Here is Prob. 10 (a), Sec. 26, in the book Topology by James R. Munkres, 2nd edition:
Prove the following partial converse to the uniform limit theorem:
Theorem. Let $f_n \colon X \to \mathbb{R}$ be a sequence of continuous functions, with $f_n(x) \to f(x)$ for each $x \in X$. If $f$ is continuous, and if the sequence $f_n$ is monotone increasing, and if $X$ is compact, then the convergence is uniform. [We say that $f_n$ is monotone increasing if $f_n(x) \leq f_{n+1}(x)$ for all $n$ and $x$.]
Here is another post of mine here on Math Stack Exchange on this very problem, where I've also given a proof of the analogue of this very result. In what follows, I'll try to give a different proof of this result.
My Attempt:
Let $\varepsilon > 0$ be given.
For each $x \in X$, as the sequence $f_n(x)$ is a monotonically increasing, convergent sequence of real numbers with limit $f(x)$, so we must have $$ f(x) = \sup \left\{ \ f_n(x) \ \colon \ n \in \mathbb{N} \ \right\}. \tag{0} $$ Moreover, the set $$ \big( \ f(x) - \varepsilon, \, f(x) + \varepsilon \ \big) = \{ \ y \in \mathbb{R} \ \colon \ f(x) - \varepsilon < y < f(x) + \varepsilon \ \} $$ is an open subset of $\mathbb{R}$, and as $f$ is continuous, so the inverse image $$U_x \colon= f^{-1} \left( \ \big( \ f(x) - \varepsilon, \, f(x) + \varepsilon \ \big) \ \right) = \{ \ u \in X \ \colon \ f(x) - \varepsilon < f(u) < f(x) + \varepsilon \ \} \tag{1} $$ is an open set in $X$ and $x \in f^{-1} \left( \ \big( \ f(x) - \varepsilon, \, f(x) + \varepsilon \ \big) \ \right)$, because $$ f(x) - \varepsilon < f(x) < f(x) + \varepsilon \tag{2} $$ holds. Furthermore, as $$ \lim_{n \to \infty} f_n(x) = f(x), $$ so there exists a natural number $N_x$ such that $$ \left\lvert f_n(x) - f(x) \right\rvert < \varepsilon \tag{3} $$ for all natural numbers $n > N_x$.

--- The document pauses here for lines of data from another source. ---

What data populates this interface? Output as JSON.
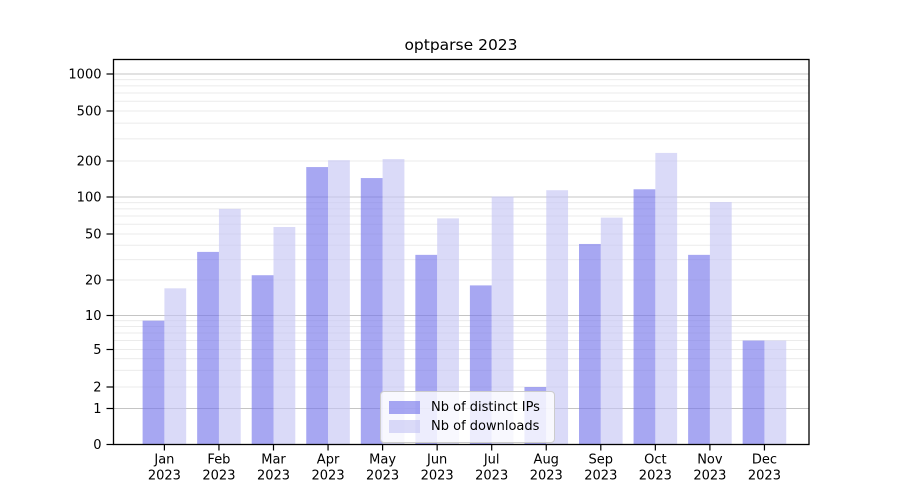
{
  "chart_data": {
    "type": "bar",
    "title": "optparse 2023",
    "categories": [
      "Jan",
      "Feb",
      "Mar",
      "Apr",
      "May",
      "Jun",
      "Jul",
      "Aug",
      "Sep",
      "Oct",
      "Nov",
      "Dec"
    ],
    "category_year": "2023",
    "series": [
      {
        "name": "Nb of distinct IPs",
        "color": "rgba(120,120,235,0.65)",
        "values": [
          9,
          35,
          22,
          178,
          144,
          33,
          18,
          2,
          41,
          116,
          33,
          6
        ]
      },
      {
        "name": "Nb of downloads",
        "color": "rgba(198,198,245,0.65)",
        "values": [
          17,
          80,
          57,
          203,
          207,
          67,
          101,
          114,
          68,
          232,
          91,
          6
        ]
      }
    ],
    "yticks": [
      0,
      1,
      2,
      5,
      10,
      20,
      50,
      100,
      200,
      500,
      1000
    ],
    "ylim": [
      0,
      1000
    ],
    "yscale": "log above 1, linear 0-1",
    "grid": true,
    "legend_position": "bottom-center"
  }
}
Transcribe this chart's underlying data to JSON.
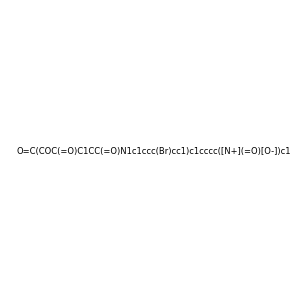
{
  "smiles": "O=C(COC(=O)C1CC(=O)N1c1ccc(Br)cc1)c1cccc([N+](=O)[O-])c1",
  "image_size": 300,
  "background_color": "#e8e8e8",
  "atom_colors": {
    "N": "#0000ff",
    "O": "#ff0000",
    "Br": "#a52a2a"
  }
}
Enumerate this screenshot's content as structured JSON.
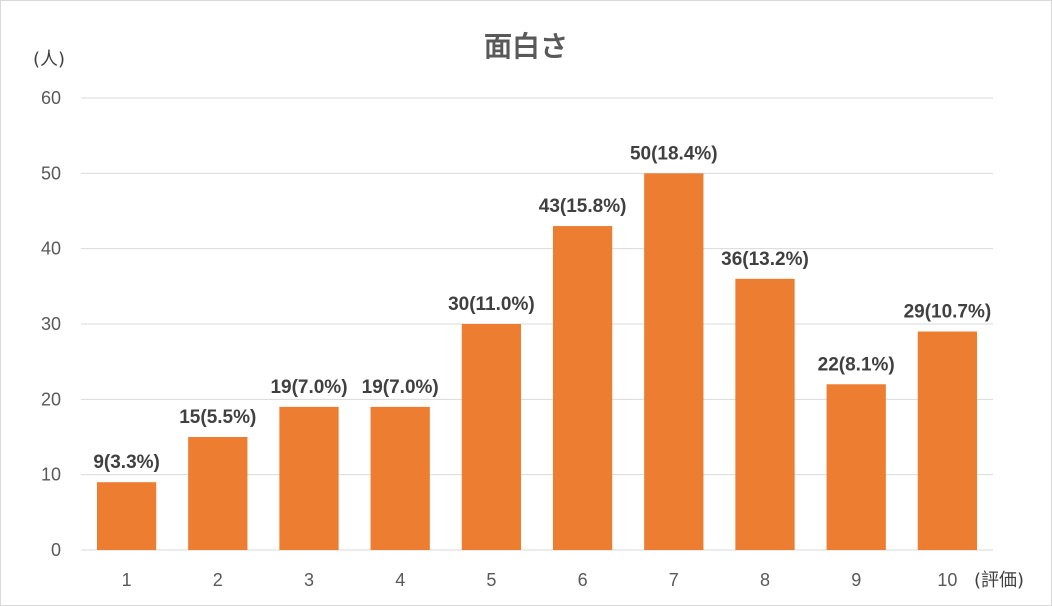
{
  "chart_data": {
    "type": "bar",
    "title": "面白さ",
    "ylabel": "(人)",
    "xlabel": "(評価)",
    "categories": [
      "1",
      "2",
      "3",
      "4",
      "5",
      "6",
      "7",
      "8",
      "9",
      "10"
    ],
    "values": [
      9,
      15,
      19,
      19,
      30,
      43,
      50,
      36,
      22,
      29
    ],
    "data_labels": [
      "9(3.3%)",
      "15(5.5%)",
      "19(7.0%)",
      "19(7.0%)",
      "30(11.0%)",
      "43(15.8%)",
      "50(18.4%)",
      "36(13.2%)",
      "22(8.1%)",
      "29(10.7%)"
    ],
    "yticks": [
      "0",
      "10",
      "20",
      "30",
      "40",
      "50",
      "60"
    ],
    "ylim": [
      0,
      60
    ],
    "grid": true,
    "legend": "none",
    "bar_color": "#ED7D31",
    "gridline_color": "#D9D9D9",
    "text_color": "#595959"
  }
}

The collection $\left\{ \ U_x \ \colon \ x \in X \right\}$ in (1) above is an open covering of $X$, and as $X$ is compact, so there are finitely many sets $U_{x_1}, \ldots, U_{x_K}$, say, such that $$ X = \bigcup_{i=1}^K U_{x_i}. \tag{4} $$
Now let us put $$ N \colon= \max \left\{ \ N_{x_1}, \ldots, N_{x_K} \ \right\}. \tag{5} $$ Now for any natural number $n > N$, we have $n > N_i$ for each $i = 1, \ldots, K$ and so by (3) above we have $$ \left\lvert f_n \left(x_i \right) - f \left(x_i \right) \right\rvert < \varepsilon \tag{6}$$ for each $i = 1, \ldots, K$.

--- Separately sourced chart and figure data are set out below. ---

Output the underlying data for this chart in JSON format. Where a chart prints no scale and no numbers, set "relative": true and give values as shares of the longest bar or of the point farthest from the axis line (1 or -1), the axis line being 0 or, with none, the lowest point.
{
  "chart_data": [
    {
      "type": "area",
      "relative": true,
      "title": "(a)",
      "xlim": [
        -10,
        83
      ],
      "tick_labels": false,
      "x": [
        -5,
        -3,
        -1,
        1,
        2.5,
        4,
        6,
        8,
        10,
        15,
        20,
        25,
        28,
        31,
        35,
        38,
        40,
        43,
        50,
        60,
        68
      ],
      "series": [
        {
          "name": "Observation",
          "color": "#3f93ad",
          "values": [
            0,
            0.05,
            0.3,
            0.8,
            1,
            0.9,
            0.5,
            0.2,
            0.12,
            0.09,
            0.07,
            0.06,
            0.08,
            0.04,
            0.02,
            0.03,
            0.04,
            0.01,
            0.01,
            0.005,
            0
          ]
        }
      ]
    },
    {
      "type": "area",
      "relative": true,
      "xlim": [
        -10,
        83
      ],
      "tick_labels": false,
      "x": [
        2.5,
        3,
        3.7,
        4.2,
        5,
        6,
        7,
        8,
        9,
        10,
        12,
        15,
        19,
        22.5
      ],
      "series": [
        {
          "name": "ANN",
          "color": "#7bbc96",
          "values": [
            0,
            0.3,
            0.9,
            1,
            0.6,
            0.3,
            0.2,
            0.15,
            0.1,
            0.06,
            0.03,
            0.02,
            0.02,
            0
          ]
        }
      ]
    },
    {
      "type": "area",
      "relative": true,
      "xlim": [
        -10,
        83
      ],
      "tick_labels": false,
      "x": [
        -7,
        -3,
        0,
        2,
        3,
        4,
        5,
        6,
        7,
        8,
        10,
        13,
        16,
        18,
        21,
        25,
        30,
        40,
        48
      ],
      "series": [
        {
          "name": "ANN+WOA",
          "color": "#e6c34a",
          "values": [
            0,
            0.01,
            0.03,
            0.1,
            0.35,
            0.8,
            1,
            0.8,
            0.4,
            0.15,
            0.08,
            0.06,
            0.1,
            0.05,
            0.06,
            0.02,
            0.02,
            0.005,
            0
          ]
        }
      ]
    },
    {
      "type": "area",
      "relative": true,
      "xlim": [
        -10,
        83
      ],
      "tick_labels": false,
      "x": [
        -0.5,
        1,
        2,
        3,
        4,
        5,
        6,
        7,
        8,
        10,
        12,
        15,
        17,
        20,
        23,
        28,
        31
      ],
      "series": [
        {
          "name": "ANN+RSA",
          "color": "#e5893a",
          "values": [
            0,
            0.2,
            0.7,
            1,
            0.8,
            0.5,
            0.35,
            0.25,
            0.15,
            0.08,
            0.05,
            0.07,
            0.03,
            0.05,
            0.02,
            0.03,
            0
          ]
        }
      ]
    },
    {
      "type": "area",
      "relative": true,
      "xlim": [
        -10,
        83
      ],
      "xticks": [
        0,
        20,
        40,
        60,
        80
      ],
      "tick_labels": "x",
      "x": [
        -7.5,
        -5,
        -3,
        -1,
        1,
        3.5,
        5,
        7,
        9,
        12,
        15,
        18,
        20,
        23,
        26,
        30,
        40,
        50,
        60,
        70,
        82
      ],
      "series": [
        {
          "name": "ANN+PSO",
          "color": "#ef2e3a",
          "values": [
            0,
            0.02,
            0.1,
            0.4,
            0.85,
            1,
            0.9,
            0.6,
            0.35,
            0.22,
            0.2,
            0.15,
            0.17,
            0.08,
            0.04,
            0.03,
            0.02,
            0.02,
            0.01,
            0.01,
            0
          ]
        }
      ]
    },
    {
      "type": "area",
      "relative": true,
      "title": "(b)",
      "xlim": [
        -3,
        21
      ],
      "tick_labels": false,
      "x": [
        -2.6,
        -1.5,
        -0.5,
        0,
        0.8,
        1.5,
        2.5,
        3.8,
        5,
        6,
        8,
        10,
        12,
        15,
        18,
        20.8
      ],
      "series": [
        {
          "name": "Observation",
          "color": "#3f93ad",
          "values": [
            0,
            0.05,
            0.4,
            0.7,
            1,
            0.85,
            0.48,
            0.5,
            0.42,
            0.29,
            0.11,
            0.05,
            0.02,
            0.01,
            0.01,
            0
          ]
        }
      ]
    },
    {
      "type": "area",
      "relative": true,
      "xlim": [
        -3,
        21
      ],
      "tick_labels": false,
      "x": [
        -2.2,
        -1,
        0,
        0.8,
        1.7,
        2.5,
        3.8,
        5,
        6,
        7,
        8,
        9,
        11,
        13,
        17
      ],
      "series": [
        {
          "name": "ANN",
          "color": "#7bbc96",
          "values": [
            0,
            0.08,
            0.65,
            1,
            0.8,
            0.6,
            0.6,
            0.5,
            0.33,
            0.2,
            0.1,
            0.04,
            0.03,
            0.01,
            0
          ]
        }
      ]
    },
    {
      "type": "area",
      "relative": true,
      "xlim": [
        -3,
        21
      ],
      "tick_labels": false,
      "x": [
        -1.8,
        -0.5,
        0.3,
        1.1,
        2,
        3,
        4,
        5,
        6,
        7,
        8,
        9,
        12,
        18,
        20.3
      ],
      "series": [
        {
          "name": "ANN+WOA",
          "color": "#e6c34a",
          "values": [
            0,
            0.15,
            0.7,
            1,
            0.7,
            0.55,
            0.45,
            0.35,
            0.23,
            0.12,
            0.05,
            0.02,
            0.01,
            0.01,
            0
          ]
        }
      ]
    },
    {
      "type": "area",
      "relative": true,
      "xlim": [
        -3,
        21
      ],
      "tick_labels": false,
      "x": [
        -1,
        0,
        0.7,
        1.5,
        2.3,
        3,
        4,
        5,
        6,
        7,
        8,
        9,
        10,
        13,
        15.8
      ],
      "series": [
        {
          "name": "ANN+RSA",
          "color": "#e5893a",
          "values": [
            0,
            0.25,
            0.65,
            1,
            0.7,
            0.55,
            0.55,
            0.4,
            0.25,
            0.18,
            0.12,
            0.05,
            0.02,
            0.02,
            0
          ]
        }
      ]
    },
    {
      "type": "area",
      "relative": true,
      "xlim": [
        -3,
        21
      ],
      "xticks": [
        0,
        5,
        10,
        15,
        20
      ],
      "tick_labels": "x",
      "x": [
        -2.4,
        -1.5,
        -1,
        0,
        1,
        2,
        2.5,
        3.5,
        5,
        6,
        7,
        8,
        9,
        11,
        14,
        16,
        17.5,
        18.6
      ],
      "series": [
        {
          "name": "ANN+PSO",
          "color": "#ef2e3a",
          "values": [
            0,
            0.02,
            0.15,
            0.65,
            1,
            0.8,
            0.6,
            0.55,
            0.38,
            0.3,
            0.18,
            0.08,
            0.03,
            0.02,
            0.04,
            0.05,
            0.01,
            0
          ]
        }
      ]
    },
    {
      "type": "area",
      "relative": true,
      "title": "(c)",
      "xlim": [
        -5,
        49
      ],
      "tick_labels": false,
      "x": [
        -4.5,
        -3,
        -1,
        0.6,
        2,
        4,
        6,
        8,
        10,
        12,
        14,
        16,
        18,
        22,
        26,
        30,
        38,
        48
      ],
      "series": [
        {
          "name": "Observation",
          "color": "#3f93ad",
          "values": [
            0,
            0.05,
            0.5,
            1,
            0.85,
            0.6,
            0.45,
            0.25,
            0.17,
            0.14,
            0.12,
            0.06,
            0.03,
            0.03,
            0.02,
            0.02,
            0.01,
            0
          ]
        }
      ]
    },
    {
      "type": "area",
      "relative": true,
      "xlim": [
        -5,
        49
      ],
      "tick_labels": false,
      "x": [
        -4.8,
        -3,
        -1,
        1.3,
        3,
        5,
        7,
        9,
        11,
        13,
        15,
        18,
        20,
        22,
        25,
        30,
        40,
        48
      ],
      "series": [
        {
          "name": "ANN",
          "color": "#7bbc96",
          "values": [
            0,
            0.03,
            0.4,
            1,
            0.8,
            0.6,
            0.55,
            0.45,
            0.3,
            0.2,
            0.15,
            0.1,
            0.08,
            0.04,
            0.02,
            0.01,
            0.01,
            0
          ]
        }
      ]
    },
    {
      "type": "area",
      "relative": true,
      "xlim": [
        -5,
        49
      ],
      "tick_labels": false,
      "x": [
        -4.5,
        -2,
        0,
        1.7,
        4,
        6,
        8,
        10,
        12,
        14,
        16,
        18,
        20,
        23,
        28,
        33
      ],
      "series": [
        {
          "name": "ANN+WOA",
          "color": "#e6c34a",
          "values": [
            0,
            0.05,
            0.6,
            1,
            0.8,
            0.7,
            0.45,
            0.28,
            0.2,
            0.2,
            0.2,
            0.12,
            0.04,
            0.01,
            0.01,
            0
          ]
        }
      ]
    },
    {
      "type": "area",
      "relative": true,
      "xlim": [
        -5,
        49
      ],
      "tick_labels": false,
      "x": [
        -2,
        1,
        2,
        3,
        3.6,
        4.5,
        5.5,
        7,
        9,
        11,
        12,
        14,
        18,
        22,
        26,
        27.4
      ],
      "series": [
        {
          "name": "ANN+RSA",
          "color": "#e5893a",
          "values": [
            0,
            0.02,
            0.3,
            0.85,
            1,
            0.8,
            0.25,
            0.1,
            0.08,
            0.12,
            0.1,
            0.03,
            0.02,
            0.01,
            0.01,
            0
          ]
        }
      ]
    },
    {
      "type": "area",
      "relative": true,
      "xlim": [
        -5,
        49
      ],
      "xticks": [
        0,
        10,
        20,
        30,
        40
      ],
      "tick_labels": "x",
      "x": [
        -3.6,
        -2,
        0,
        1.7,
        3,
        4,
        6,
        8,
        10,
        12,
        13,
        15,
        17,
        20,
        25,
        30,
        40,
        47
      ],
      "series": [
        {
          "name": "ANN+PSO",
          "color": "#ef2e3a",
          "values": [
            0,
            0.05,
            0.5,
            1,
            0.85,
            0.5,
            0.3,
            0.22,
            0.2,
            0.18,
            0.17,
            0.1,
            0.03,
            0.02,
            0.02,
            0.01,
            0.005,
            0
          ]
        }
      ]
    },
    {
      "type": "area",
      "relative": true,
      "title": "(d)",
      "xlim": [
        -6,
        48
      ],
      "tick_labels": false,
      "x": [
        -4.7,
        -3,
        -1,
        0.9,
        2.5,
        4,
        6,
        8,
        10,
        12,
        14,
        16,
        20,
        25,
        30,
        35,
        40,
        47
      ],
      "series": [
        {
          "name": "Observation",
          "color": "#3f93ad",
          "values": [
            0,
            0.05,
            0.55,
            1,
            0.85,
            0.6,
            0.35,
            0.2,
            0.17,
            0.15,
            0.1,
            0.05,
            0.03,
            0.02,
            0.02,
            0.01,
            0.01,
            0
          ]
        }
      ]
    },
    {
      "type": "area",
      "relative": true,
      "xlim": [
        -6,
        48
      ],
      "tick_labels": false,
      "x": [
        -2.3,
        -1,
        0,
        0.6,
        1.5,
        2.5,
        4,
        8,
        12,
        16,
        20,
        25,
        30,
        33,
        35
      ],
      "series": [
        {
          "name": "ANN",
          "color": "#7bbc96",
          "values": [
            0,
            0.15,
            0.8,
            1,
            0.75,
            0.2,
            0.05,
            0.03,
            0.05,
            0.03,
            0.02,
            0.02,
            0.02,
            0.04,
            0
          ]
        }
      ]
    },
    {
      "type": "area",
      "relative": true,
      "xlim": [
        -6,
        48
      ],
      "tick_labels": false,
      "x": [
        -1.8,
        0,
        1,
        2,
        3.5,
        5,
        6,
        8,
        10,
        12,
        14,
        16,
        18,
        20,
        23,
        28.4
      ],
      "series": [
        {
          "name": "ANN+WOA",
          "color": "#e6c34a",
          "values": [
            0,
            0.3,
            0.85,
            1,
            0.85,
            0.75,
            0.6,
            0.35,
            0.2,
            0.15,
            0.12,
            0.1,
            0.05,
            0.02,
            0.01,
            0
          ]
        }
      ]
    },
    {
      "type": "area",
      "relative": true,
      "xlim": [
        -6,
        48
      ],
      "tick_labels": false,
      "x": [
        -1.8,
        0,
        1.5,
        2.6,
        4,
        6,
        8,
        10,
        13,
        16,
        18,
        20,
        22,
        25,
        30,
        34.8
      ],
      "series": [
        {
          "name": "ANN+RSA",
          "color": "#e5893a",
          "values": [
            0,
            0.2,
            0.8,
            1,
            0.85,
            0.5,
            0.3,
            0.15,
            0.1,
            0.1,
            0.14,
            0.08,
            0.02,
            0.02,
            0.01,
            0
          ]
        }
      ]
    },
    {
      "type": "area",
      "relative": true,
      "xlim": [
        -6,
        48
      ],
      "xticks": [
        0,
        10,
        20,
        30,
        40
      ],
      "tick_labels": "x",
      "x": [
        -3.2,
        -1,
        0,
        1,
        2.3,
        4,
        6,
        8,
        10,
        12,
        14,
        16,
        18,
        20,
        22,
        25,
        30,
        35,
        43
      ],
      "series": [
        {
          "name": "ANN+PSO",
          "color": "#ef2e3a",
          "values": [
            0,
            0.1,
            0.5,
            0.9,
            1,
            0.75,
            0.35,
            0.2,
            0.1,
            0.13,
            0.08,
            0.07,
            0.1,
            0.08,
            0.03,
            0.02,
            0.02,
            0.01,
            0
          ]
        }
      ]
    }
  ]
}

Now if $x \in X$ is arbitrary, then $x \in U_{x_r}$ for some $r = 1, \ldots, K$ [Refer to (4) above.]. Then by (1) above we conclude that $$ f(x) \in \left( \ f \left( x_r \right) - \varepsilon, \, f \left( x_r \right) + \varepsilon \right), $$ that is, $$ f \left( x_r \right) - \varepsilon < f(x) < f \left( x_r \right) + \varepsilon. $$ which is equivalent to $$ \left\lvert f(x) - f \left( x_r \right) \right\rvert < \varepsilon. \tag{7} $$
So by (6) and (7) above, we conclude that, for all $x \in X$ and for every natural number $n > N$, we have $$ \left\lvert f_n(x) - f(x) \right\rvert \leq $$
Is what I've done so far correct? If so, is it going to lead us to our desired proof? If yes, then how to proceed from here? How to complete the proof?

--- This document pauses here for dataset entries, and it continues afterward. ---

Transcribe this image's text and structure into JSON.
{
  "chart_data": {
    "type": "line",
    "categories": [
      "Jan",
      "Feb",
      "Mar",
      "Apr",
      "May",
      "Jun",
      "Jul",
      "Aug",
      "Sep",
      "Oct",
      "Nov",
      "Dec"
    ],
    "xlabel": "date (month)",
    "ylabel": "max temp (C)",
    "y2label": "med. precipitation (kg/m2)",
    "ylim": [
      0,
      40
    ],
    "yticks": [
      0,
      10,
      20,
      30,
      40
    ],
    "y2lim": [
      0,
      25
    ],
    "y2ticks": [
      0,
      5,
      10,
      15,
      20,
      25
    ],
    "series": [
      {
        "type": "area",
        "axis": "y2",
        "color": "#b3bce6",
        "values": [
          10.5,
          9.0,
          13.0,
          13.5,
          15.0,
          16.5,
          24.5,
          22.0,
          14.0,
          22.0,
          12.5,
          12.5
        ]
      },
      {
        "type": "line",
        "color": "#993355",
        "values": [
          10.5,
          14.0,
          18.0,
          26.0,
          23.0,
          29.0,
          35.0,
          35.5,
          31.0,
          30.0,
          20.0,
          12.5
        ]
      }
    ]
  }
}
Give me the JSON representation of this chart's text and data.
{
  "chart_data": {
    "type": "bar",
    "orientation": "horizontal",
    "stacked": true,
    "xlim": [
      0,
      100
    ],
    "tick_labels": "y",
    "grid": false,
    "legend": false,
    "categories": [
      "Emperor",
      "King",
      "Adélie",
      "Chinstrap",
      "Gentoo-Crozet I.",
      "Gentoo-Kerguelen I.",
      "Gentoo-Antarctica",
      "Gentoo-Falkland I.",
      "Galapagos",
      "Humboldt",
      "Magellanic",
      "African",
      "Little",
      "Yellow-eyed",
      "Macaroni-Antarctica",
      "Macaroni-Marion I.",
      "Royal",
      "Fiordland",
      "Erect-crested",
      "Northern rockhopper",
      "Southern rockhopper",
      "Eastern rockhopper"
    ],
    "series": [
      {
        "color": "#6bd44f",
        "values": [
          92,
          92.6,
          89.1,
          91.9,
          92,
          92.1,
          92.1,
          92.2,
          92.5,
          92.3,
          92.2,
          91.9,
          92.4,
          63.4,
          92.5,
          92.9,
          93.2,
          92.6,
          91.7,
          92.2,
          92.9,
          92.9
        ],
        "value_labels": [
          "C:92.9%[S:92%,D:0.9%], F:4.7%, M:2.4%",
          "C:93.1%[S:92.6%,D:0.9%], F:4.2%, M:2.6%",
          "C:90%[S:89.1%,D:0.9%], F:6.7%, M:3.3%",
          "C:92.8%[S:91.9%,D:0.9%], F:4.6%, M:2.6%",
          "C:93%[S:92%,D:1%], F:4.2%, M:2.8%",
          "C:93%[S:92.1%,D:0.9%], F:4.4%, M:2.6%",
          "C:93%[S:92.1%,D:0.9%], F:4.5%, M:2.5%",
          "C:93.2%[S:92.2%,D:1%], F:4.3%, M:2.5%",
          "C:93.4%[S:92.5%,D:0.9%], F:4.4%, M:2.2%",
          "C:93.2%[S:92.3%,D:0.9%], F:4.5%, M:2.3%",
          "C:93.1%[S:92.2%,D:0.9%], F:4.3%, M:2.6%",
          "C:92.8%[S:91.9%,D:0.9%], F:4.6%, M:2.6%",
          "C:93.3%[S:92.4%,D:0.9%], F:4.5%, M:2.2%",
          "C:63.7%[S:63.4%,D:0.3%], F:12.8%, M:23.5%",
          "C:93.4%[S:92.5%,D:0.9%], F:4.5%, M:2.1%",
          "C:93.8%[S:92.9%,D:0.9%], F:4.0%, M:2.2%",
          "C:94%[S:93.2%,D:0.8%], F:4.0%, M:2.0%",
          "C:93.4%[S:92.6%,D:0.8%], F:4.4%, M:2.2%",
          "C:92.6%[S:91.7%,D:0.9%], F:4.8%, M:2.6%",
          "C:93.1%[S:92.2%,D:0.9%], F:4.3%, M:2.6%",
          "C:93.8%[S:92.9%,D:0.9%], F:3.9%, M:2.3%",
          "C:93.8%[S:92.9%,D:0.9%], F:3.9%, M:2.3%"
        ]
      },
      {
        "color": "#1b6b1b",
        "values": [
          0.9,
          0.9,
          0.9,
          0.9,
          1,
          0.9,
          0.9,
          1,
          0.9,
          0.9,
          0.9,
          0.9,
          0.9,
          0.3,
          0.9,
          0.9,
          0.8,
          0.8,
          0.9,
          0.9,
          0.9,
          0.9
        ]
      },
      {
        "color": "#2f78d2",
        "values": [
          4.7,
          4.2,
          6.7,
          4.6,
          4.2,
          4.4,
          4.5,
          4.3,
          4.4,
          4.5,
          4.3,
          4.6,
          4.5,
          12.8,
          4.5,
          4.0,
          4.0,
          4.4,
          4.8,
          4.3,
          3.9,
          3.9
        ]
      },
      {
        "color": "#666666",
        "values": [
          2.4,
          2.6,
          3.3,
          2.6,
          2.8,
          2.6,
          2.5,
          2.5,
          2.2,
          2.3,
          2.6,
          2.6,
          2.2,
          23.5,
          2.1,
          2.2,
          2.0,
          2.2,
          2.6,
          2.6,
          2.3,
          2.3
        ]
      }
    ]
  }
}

Fix $\epsilon>0$. Let $U_n=\{x\in X: f(x)-f_n(x)<\epsilon\}$. Then $U_n$ is open because $f$ and $f_n$ are continuous. Furthermore, $\cup_{n=1}^\infty U_n=X$. This is because for each $x\in X$, there exists $n$ such that $f(x)-f_n(x)<\epsilon$. Note also that if $m<n$ and if $x\in U_m$, then since $f_m(x)\leqslant f_n(x)$, $$f(x)-f_n(x) \leqslant f(x)-f_m(x)<\epsilon.$$ Therefore $U_m\subset U_n$ when $m<n$.
Therefore $(U_n)_{n=1}^\infty$ is an open cover of $X$. By compactness, there is an open subcover, say $(U_{n_1}, \ldots, U_{n_t})$ with $n_1<\ldots <n_t$. But nowby the last sentence of the previous paragraph, $U_{n_1}\subset \ldots \subset U_{n_t}$. Therefore $$X\subset \cup_{i=1}^t U_{n_i}=U_{n_t}\subset \cap_{n\geqslant n_t}U_n.$$ Therefore for all $n\geqslant n_t$ and all $x\in X$, $f(x)-f_n(x)<\epsilon$. Since $f(x)-f_n(x)\geqslant 0$ for all $n$, we deduce that $\|f-f_n\|_\infty\leqslant \epsilon$ for all $n\geqslant n_t$.